Sharlto Copley – District 9
Director Neill Blomkamp and Copley had been friends since high school when he was cast in District 9. Originally he had no intention of doing the film, as he was already working in the entertainment industry as a small-time producer, but he was coaxed into the role after enough determination from Blomkamp.
Haing S. Ngor – The Killing Fields
Finding an actor to accurately portray the horrors of a genocide is a daunting task. Instead of bringing a trained actor in to attempt this feat, Ngor was cast. Ngor was hesitant to play the part as he actually had to traverse minefields and eat rats when he fled from Khmer Rouge captors. Ngor in turn would become the first Asian to win best supporting actor for his role.
Vinnie Jones – Lock, Stock, and Two Smoking Barrels
Jones is a certified [email protected]$$ that was actually a soccer enforcer taking on his tough guy role in movies. Director Guy Ritchie saw the potential in Jones and cast him in the movie, along with his then-unknown friend Jason Statham.
Rob Brown – Finding Forrester
Being cast opposite of the legendary Sean Connery was no easy feat. What makes it even more impressive from Brown is the fact that he had no prior acting experience aside from a role in a third school play. Brown initially showed up to a casting call to be an extra but landed the lead role after director Gus Van Sant found out that his background was eerily similar to that of the main character.
Stu Rutherford – What We Do in the Shadows
In the 2014 film “What We Do in the Shadows,” the IT guy named Stu is actually an IT guy names Stu. His role was initially brought on as a practical joke but the writers ended up making him an important role and fan favorite.
Jaye Davidson – The Crying Game
Davidson was a fashion model when he stumbled drunk into a party. Well someone gave him a phone number and asked him he would like to be in a movie. He didn’t even remember the encounter but called the number anyways as was cast as the transgender character Dil in the Crying Game.
Thomas Horn – Extremely Loud and Incredibly Close
Horn first appeared on Jeopardy! Kids Week and earned over $30,000 from the show. The producers of the movie saw him on the show and picked him to play the role of Oskar Schell, opposite of Tom Hanks and Sandra Bullock. The film received mixed reviews but Horn was acclaimed as gifted and very well cast.
Frank Silva – Twin Peaks
Silva was a set dresser on Twin Peaks when he inadvertently appeared in a shot on the show. Director David Lynch though he looked creepy enough to play the demonic “Killer BOB” and upgraded him to a cast member. Even after his untimely death, Lynch was able to use archival footage to keep him in the show.

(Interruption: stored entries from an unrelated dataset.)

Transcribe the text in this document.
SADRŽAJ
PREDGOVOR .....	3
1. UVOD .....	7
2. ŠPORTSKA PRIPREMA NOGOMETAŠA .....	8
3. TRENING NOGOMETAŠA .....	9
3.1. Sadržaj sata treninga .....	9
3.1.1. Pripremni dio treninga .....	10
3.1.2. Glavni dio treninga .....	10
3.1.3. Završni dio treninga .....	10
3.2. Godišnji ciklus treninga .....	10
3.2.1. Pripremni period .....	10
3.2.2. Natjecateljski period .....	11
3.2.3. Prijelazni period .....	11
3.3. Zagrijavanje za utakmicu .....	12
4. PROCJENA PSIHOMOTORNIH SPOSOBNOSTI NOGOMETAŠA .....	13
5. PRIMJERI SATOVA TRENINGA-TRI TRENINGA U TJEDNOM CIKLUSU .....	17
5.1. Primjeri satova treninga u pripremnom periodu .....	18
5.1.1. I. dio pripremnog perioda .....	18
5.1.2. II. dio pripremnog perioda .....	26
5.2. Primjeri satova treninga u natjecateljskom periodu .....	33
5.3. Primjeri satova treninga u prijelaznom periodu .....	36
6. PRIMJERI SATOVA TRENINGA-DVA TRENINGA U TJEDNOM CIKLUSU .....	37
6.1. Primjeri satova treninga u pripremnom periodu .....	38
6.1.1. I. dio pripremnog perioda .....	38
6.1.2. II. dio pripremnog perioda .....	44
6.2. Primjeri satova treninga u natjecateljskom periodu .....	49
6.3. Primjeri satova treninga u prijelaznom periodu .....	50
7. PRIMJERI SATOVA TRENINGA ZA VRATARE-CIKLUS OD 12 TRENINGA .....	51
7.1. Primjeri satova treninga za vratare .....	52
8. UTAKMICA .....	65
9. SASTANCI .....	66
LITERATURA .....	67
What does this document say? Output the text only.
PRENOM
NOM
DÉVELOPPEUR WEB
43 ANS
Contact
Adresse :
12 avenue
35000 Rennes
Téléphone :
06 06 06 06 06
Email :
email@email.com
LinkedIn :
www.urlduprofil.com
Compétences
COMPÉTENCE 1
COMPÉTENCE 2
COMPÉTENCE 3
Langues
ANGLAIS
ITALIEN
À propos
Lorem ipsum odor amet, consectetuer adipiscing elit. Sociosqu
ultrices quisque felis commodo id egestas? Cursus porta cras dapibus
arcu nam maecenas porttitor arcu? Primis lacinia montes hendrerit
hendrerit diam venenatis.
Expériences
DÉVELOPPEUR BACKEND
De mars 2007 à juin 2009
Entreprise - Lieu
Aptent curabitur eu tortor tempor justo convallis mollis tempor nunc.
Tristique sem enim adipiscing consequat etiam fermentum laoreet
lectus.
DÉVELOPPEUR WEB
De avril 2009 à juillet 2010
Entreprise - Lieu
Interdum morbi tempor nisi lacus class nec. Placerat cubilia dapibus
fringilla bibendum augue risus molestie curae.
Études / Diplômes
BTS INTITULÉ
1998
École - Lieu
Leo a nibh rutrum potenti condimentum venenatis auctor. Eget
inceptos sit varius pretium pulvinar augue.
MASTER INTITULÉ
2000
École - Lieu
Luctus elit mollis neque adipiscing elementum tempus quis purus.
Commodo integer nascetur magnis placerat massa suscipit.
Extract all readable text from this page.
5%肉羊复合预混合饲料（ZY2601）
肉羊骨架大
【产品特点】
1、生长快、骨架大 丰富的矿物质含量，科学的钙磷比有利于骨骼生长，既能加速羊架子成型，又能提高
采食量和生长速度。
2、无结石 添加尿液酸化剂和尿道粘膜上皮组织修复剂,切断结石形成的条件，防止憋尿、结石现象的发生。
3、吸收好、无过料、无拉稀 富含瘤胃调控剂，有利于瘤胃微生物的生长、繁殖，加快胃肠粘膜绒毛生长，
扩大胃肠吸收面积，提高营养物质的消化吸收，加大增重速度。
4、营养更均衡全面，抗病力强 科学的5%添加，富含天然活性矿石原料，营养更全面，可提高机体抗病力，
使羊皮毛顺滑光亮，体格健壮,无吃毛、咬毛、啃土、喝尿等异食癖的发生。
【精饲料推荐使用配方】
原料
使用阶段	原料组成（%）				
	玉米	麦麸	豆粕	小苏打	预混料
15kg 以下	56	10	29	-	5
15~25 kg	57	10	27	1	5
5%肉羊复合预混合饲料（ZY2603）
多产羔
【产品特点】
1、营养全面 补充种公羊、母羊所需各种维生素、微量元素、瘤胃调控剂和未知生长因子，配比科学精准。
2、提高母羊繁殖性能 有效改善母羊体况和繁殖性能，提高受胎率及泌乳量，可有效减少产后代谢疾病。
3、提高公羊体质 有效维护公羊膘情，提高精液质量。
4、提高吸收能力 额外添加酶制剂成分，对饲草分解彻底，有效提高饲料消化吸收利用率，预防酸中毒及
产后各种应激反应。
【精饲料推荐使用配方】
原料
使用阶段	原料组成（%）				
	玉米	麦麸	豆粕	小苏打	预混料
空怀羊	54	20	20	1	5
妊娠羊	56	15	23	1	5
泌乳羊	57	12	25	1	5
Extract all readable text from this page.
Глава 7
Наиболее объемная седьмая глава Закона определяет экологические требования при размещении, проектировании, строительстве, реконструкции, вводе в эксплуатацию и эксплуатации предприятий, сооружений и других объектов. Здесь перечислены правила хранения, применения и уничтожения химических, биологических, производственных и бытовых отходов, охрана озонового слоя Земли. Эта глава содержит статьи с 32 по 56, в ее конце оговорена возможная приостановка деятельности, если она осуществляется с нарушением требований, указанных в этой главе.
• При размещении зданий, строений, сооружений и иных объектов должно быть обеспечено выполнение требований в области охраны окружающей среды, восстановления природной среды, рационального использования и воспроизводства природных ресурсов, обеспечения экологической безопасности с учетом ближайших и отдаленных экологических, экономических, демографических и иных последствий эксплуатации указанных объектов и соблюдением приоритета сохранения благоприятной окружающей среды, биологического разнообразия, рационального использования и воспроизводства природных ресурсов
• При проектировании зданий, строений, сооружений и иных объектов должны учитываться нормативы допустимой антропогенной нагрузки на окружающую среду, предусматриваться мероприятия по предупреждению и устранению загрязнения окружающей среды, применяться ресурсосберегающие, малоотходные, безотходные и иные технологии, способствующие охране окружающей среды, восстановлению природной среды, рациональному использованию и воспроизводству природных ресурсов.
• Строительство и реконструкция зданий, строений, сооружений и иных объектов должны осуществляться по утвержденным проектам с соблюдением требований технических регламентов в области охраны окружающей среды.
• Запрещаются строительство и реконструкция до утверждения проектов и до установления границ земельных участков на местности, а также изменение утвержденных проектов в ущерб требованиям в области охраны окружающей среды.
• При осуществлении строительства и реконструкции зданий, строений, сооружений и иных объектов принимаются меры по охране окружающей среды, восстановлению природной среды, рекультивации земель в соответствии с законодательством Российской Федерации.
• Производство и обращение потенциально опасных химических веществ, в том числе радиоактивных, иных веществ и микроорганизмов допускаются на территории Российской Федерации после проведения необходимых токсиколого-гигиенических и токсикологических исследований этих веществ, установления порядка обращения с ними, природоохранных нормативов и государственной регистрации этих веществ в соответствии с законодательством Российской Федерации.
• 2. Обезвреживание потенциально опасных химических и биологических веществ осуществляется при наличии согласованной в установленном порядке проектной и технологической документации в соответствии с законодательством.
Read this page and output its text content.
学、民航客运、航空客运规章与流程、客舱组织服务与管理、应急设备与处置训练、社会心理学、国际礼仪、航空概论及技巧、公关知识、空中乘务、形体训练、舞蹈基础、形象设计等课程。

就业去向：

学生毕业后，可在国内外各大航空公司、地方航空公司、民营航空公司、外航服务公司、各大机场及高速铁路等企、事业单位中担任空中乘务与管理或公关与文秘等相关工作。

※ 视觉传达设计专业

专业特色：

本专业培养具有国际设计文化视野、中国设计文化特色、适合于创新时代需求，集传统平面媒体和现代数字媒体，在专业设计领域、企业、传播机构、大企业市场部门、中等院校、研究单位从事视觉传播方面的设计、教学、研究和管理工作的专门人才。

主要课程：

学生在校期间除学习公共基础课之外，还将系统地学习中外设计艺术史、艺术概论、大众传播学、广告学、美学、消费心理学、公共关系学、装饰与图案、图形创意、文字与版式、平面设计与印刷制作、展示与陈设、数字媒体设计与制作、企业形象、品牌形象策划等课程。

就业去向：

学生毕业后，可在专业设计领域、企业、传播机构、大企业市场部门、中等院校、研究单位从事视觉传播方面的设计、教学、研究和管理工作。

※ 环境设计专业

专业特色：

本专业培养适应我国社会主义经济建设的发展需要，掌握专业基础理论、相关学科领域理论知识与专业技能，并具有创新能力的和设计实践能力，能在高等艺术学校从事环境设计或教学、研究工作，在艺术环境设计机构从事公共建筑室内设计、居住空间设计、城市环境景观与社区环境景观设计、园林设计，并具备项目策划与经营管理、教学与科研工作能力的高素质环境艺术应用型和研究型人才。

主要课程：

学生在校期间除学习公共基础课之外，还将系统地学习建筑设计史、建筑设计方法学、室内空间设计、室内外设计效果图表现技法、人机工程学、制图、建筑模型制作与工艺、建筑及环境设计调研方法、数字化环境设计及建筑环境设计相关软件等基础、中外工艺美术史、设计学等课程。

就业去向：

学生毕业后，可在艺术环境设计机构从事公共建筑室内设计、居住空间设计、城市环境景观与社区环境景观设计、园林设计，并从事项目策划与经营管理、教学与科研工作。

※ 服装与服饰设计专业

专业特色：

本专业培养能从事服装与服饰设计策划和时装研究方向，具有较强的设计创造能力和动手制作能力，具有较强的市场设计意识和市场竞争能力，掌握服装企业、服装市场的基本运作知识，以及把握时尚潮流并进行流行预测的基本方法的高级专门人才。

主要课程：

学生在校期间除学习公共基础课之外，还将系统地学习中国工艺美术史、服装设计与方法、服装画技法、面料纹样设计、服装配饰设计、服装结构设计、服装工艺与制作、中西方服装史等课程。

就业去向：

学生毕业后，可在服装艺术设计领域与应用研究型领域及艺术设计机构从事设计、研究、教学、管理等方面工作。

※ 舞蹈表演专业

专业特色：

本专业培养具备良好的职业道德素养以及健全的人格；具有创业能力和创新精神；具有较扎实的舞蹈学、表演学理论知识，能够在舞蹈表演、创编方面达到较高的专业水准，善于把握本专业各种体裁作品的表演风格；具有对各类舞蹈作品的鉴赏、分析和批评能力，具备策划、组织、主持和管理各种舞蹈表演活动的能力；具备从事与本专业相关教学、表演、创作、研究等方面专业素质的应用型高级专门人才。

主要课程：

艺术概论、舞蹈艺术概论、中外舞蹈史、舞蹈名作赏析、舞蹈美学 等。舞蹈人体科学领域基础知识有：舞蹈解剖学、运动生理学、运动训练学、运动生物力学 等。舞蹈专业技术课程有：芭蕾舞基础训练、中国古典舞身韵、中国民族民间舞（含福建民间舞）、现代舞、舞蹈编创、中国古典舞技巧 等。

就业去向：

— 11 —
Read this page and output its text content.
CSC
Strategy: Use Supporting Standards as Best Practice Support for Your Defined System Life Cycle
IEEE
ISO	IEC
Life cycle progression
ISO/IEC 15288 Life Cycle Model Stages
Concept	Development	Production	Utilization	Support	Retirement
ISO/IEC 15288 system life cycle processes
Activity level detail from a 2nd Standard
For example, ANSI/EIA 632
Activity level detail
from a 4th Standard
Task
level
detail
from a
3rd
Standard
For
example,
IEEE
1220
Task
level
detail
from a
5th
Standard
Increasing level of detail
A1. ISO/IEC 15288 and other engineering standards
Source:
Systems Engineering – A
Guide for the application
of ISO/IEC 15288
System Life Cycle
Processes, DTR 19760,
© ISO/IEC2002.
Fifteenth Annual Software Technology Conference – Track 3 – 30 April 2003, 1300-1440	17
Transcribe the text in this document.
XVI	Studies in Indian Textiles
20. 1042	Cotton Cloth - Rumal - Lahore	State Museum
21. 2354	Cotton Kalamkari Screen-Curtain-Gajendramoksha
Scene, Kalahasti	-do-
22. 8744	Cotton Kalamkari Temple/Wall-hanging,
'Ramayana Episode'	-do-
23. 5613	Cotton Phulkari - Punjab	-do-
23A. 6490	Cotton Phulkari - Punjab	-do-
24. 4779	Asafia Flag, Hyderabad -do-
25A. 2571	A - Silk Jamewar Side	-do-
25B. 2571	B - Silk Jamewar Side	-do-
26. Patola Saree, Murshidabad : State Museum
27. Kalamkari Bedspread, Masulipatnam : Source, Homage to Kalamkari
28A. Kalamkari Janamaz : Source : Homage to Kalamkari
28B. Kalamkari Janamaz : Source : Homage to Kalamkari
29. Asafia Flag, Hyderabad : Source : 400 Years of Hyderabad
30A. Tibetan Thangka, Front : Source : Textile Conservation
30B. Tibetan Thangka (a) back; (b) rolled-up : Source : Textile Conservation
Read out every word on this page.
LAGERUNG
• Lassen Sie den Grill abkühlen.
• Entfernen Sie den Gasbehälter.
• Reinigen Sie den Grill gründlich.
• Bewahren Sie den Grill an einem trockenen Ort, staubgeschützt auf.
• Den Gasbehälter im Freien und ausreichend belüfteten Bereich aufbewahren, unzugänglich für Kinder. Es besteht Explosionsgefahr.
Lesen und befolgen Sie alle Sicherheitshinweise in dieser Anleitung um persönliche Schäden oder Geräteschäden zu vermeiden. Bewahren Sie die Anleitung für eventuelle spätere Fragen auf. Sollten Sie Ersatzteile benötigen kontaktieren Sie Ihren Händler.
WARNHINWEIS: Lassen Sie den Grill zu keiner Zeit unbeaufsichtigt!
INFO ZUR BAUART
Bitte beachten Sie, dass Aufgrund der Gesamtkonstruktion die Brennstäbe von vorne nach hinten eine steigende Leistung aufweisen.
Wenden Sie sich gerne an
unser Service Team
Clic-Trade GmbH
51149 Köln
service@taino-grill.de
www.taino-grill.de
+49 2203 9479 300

Barkhad Abdi – Captain Phillips
Abdi was such a convincing Somali pirate that it is difficult to believe he had never acted a day in his life. While he was a chauffeur in Minneapolis, he responded to a local casting call for background characters before being cast opposite of Tom Hanks. His “Look at me. I am the captain now,” was even ad-libbed but has gone on to be the most famous line of the film.
Danny Trejo – Runaway Train
Trejo was an ex-con working as a youth counselor when he arrived on set of Runaway Train to help a young crew member who was battling a substance problem. The director asked Trejo is he would like to be an extra in a prison scene and, in true Danny Trejo fashion, he said yes. Trejo has gone on to be in nearly 150 movies and is known for saying yes to any role he is asked to play.
Harold Russell – The Best Years of Our Lives
Russell was a real-life veteran and double amputee before he entered Hollywood. He lost both of his hands in WWII but quickly mastered his prosthetic hooks and starred in a military training film. Shortly after he was offered a role to further showcase his abilities but he turned it down under the belief that he would fail. Fortunately he changed his mind as he ended up winning two Oscars for his role.
Darlene Cates – What’s Eating Gilbert Grapes
When you are opposite Johnny Depp and Leonardo DiCaprio, you have to be on top of your game. That is what makes it so odd that Cates had never acted before. In fact, she was discovered after appearing on an episode of The Sally Jessy Raphael Show in 1992 called “Too Heavy to Leave Their House.” Screenwriter Peter Hedges saw Cates and knew that she was perfect for the role.
Sasha Lane – American Honey
Sometimes being in the right place at the right time is all it takes. Lane was a teenager roaming around Miami when she was approached by Andrea Arnold, writer/director of American Honey. She appeared opposite of Shia LaBeouf in the film and even won the Jury prize at the 2016 Cannes Film Festival.
R. Lee Ermey – Full Metal Jacket
In real life, Ermey was a drill instructor in the Marine Corps and served from 1961 until he was medically retired in 1972. He used his G.I. Bill to study at the University of Manila in the Philippines and appeared in several military movies as a technical advisor but it was his role as Gunnery Sergeant Hartman in 1987 that sparked his acting career.